Article ID | Journal | Published Year | Pages | File Type |
---|---|---|---|---|
768094 | Computers & Fluids | 2016 | 8 Pages |
•We model nonlinear evolution of ferrofluid–air interface under a magnetic field.•We determine interfacial deflection of a magnetic fluid and transition into a jet.•Numerical results provide data of maximum deflection of a ferrofluid.•A scaling law, without a free parameter, for maximum deflection is predicted.
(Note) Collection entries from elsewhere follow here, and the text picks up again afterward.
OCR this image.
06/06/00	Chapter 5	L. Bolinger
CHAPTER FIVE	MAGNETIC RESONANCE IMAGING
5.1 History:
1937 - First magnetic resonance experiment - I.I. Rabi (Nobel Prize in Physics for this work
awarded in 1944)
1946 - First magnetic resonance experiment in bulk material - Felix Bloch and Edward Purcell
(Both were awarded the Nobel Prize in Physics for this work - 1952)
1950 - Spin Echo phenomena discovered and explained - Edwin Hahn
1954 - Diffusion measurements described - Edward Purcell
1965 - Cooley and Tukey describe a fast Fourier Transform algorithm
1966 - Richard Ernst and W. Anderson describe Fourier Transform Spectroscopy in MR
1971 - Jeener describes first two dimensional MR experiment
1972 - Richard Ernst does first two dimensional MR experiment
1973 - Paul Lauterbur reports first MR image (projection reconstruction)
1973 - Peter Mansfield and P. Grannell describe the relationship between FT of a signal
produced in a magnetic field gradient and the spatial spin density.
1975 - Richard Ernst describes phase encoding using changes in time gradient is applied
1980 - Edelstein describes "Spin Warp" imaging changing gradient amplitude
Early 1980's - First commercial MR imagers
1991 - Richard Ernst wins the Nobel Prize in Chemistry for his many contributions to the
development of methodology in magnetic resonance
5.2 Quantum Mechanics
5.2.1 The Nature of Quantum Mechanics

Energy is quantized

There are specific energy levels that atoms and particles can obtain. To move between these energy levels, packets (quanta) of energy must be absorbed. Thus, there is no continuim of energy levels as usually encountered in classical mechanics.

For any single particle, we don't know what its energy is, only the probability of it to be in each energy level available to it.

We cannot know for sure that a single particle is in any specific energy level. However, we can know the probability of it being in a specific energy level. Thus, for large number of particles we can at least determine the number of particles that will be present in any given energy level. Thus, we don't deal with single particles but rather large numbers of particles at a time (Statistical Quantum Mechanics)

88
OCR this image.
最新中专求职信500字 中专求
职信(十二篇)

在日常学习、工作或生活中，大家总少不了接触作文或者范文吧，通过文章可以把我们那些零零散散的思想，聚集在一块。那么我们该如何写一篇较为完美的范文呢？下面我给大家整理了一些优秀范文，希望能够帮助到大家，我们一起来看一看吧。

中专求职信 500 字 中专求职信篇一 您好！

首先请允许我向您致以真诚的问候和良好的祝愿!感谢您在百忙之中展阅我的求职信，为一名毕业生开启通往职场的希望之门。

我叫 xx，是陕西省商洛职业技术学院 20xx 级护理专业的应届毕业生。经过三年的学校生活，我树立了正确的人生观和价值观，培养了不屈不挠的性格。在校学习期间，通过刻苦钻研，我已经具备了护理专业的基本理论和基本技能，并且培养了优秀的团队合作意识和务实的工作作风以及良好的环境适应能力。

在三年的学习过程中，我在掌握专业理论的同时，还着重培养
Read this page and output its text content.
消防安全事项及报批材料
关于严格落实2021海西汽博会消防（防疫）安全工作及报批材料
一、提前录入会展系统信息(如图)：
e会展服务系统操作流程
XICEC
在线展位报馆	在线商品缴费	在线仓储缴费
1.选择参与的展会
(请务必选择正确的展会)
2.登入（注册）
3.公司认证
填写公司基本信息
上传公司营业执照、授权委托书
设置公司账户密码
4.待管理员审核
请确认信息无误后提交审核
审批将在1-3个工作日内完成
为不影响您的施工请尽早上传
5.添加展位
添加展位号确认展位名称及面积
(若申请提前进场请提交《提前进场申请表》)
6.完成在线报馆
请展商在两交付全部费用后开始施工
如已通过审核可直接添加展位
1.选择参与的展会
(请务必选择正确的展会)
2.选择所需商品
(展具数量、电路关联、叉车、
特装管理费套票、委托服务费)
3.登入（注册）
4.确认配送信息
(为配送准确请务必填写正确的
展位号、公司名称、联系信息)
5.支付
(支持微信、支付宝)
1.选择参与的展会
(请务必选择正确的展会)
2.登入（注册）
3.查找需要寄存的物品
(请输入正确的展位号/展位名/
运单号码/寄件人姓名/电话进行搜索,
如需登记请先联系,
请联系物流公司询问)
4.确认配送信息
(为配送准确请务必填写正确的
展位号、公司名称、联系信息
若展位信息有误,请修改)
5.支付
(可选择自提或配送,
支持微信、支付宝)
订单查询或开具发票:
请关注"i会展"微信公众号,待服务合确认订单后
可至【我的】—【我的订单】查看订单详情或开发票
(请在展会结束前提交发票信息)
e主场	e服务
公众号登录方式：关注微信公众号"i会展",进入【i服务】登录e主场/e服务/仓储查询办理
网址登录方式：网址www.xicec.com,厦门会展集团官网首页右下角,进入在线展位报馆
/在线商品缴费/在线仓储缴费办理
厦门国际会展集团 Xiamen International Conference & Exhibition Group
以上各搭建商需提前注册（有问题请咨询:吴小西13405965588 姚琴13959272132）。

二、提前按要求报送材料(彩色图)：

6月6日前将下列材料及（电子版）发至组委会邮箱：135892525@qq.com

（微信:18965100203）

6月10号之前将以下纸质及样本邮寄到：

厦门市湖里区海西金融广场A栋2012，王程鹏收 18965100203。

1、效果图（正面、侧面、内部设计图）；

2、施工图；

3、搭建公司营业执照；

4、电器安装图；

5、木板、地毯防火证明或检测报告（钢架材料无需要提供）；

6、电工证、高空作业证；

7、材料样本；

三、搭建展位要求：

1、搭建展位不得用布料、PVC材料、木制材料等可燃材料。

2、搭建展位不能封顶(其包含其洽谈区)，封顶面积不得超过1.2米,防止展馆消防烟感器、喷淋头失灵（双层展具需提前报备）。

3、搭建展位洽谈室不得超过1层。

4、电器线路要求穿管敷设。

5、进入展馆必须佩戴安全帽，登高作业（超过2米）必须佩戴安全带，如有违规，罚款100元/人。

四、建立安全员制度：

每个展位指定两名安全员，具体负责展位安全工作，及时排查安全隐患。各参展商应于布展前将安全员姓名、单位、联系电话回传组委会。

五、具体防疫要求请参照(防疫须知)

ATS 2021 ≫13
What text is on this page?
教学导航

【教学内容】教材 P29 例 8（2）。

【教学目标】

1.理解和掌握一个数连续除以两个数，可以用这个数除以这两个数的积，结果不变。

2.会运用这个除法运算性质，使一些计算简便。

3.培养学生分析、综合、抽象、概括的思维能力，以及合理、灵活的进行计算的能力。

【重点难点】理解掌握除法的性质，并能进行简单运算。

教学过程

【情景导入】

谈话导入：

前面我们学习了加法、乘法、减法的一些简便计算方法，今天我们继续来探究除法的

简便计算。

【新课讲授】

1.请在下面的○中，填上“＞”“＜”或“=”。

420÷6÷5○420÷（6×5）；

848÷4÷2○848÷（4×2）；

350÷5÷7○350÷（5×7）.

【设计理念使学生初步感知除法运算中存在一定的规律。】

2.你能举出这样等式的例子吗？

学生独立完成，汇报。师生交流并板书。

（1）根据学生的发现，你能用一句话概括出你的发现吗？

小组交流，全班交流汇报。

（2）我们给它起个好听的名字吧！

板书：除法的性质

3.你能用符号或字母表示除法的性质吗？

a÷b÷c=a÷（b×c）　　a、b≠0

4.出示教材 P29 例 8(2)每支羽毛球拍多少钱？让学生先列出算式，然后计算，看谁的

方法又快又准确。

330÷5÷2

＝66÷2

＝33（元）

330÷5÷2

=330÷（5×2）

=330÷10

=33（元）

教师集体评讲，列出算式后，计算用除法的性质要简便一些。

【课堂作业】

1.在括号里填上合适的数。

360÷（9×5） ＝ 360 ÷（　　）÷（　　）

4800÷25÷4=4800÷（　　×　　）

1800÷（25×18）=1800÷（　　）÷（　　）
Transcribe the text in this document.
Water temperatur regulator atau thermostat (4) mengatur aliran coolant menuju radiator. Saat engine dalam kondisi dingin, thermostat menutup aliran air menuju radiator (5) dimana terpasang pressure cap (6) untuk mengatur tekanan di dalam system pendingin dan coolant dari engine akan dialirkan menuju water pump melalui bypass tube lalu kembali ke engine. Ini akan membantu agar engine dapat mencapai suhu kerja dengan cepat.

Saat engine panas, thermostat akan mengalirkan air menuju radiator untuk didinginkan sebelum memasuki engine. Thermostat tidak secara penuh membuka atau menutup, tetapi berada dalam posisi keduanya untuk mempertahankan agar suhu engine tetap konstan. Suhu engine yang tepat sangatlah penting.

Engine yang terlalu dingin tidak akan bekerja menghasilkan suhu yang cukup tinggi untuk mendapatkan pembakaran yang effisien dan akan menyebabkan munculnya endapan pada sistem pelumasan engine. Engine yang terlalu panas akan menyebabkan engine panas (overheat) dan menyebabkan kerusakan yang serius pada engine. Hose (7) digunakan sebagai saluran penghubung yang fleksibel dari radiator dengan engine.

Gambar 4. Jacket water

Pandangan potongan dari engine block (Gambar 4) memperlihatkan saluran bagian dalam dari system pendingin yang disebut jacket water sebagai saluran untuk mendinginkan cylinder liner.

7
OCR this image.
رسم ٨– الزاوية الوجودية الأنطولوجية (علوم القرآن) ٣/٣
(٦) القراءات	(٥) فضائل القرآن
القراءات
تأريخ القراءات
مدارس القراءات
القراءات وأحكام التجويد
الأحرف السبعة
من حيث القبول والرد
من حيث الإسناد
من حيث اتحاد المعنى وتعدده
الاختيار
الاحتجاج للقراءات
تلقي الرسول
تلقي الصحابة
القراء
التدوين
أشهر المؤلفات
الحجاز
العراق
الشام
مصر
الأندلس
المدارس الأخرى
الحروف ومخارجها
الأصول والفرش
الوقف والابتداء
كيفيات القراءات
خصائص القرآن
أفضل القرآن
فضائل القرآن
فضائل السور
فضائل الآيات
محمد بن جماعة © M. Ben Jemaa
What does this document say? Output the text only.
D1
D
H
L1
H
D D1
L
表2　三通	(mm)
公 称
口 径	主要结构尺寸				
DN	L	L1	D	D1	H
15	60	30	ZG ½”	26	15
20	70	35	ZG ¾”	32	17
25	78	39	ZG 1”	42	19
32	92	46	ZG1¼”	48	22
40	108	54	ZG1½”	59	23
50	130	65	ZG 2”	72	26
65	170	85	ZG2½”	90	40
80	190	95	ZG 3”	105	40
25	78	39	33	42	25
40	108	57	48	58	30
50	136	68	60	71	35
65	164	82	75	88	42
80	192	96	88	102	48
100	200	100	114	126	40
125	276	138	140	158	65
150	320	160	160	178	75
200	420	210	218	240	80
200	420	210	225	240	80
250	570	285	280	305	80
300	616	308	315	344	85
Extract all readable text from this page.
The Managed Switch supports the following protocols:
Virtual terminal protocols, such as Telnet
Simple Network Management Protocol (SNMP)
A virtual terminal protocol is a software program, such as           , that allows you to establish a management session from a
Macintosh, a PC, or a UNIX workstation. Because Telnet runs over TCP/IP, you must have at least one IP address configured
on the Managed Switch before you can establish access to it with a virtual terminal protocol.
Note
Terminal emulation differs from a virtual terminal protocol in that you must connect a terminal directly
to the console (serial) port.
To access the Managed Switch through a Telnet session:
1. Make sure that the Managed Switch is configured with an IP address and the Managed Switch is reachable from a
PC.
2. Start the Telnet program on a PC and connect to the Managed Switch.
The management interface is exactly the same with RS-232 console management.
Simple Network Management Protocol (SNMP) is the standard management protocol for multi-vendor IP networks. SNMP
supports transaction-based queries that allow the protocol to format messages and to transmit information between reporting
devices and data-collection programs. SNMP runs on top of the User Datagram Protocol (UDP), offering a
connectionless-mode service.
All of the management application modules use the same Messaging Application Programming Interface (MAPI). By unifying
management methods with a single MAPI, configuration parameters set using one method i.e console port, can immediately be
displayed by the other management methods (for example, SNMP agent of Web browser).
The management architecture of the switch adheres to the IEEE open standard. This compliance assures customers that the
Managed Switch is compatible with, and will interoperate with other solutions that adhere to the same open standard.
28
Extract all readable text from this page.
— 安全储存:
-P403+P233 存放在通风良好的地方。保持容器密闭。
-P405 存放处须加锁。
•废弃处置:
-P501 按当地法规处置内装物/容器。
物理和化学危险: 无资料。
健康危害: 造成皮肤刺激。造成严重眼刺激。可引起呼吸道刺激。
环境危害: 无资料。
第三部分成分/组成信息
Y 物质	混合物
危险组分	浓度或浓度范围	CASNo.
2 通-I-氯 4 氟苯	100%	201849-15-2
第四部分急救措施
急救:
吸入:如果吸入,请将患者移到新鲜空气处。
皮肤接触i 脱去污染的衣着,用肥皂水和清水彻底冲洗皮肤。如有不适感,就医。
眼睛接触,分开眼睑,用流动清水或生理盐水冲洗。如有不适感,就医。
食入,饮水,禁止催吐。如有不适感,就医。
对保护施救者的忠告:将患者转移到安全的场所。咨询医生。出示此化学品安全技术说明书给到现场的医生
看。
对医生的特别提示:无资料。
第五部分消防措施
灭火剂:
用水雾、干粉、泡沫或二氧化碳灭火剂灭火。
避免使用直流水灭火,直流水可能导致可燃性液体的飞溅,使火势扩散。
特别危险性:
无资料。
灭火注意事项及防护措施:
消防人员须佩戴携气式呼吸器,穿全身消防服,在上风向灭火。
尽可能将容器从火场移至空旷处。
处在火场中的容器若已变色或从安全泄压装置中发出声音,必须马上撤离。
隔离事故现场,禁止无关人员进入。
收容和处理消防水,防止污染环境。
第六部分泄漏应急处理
An attractive technique for forming and collecting aggregates of magnetic material at a liquid–air interface by an applied magnetic field gradient was recently proposed, and its underlying principle was studied theoretically and experimentally (Tsai et al., 2013): when the magnetic field is weak, the deflection of the liquid–air interface has a steady shape, while for sufficiently strong fields, the interface destabilizes and forms a jet that extracts magnetic material. Motivated by this work, we develop a numerical model for the closely related problem of solving two-phase Navier–Stokes equations coupled with the static Maxwell equations. We computationally model the forces generated by a magnetic field gradient produced by a permanent magnet and so determine the interfacial deflection of a magnetic fluid (a pure ferrofluid system) and the transition into a jet. We analyze the shape of the liquid–air interface during the deformation stage and the critical magnet distance for which the static interface transitions into a jet. We draw conclusions on the ability of our numerical model to predict the large interfacial deformation and the consequent jetting, free of fitting parameters.